MANILA, Philippinen – Präsident Ferdinand Marcos Jr. rief die Filipinos dazu auf, das Jahr 2026 mit Disziplin, Vertrauen und einem gemeinsamen Zielbewusstsein zu begrüßen, und mahnte zur Einheit, während das Land mit politischer Spaltung und öffentlicher Empörung über einen massiven Korruptionsskandal im Hochwasserschutz ringt.
In seiner Neujahrsansprache beschrieb Marcos den Beginn eines weiteren Jahres als Moment der Reflexion und Erneuerung und forderte die Bürger auf, aus der Vergangenheit zu lernen und gleichzeitig voranzuschreiten.
Das Jahr 2025 war geprägt von Enthüllungen über Korruptionsvorwürfe bei Hochwasserschutzprojekten.

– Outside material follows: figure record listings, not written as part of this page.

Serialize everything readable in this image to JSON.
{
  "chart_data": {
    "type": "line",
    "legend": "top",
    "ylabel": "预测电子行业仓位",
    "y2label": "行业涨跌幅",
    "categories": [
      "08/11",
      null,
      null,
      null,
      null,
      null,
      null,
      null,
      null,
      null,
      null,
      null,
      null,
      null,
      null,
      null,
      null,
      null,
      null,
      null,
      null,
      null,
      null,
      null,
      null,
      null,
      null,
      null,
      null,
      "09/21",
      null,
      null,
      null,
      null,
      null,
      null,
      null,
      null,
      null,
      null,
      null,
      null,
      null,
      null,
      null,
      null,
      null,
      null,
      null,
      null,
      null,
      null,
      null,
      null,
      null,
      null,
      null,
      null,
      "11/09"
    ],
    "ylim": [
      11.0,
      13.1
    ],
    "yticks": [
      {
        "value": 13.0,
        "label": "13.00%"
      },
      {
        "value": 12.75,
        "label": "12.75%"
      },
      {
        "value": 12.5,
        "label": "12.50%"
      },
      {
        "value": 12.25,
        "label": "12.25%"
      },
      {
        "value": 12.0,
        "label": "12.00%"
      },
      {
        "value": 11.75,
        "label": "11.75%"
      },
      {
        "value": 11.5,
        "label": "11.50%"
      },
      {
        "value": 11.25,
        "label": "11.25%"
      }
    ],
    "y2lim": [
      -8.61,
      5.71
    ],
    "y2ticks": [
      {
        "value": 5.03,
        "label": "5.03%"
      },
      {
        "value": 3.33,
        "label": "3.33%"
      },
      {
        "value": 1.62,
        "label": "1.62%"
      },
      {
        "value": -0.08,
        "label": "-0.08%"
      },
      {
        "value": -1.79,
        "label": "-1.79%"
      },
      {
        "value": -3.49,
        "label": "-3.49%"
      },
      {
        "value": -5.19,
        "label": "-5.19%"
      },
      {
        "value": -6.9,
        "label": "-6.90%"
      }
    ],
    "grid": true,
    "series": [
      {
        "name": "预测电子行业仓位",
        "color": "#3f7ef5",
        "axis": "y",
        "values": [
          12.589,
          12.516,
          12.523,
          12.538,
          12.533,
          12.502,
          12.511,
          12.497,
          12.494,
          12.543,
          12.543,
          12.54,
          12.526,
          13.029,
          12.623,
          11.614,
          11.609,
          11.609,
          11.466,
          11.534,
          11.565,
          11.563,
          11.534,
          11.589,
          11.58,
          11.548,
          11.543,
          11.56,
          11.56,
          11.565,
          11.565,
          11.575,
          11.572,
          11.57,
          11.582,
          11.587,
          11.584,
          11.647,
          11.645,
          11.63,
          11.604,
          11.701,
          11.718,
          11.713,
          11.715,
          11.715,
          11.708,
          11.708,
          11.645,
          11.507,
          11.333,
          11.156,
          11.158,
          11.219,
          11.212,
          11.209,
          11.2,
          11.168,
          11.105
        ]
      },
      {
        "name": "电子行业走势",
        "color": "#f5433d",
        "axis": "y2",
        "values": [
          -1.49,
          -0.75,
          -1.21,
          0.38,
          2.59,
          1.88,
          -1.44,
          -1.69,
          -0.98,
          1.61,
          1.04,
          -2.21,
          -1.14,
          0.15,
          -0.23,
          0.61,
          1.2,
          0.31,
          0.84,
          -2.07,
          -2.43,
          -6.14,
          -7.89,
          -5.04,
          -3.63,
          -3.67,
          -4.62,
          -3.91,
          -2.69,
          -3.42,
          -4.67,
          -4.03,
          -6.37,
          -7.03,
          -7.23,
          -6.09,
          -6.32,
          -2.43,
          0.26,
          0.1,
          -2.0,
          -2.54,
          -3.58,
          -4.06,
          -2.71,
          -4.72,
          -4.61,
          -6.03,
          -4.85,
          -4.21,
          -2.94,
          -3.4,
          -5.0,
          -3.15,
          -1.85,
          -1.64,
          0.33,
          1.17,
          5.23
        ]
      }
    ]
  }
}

Es gab Führungswechsel im Kongress und in Marcos' Kabinett, wobei einige in das Korruptionssystem verwickelt waren.
Die Philippinen erlebten auch, wie sich Filipinos vereinten – protestierend auf den Straßen – um Korruption zu verurteilen, erlebten aber auch interne Fraktionen und Spaltungen.
„Während wir in die kommenden Tage schreiten, mögen wir mit einem klareren Verständnis unserer Rolle im Leben der anderen und einem erneuerten Engagement für den Aufbau einer Zukunft voranschreiten, die durch die Stärke unseres Willens und die Klarheit unseres gemeinsamen Ziels geprägt ist", sagte Marcos.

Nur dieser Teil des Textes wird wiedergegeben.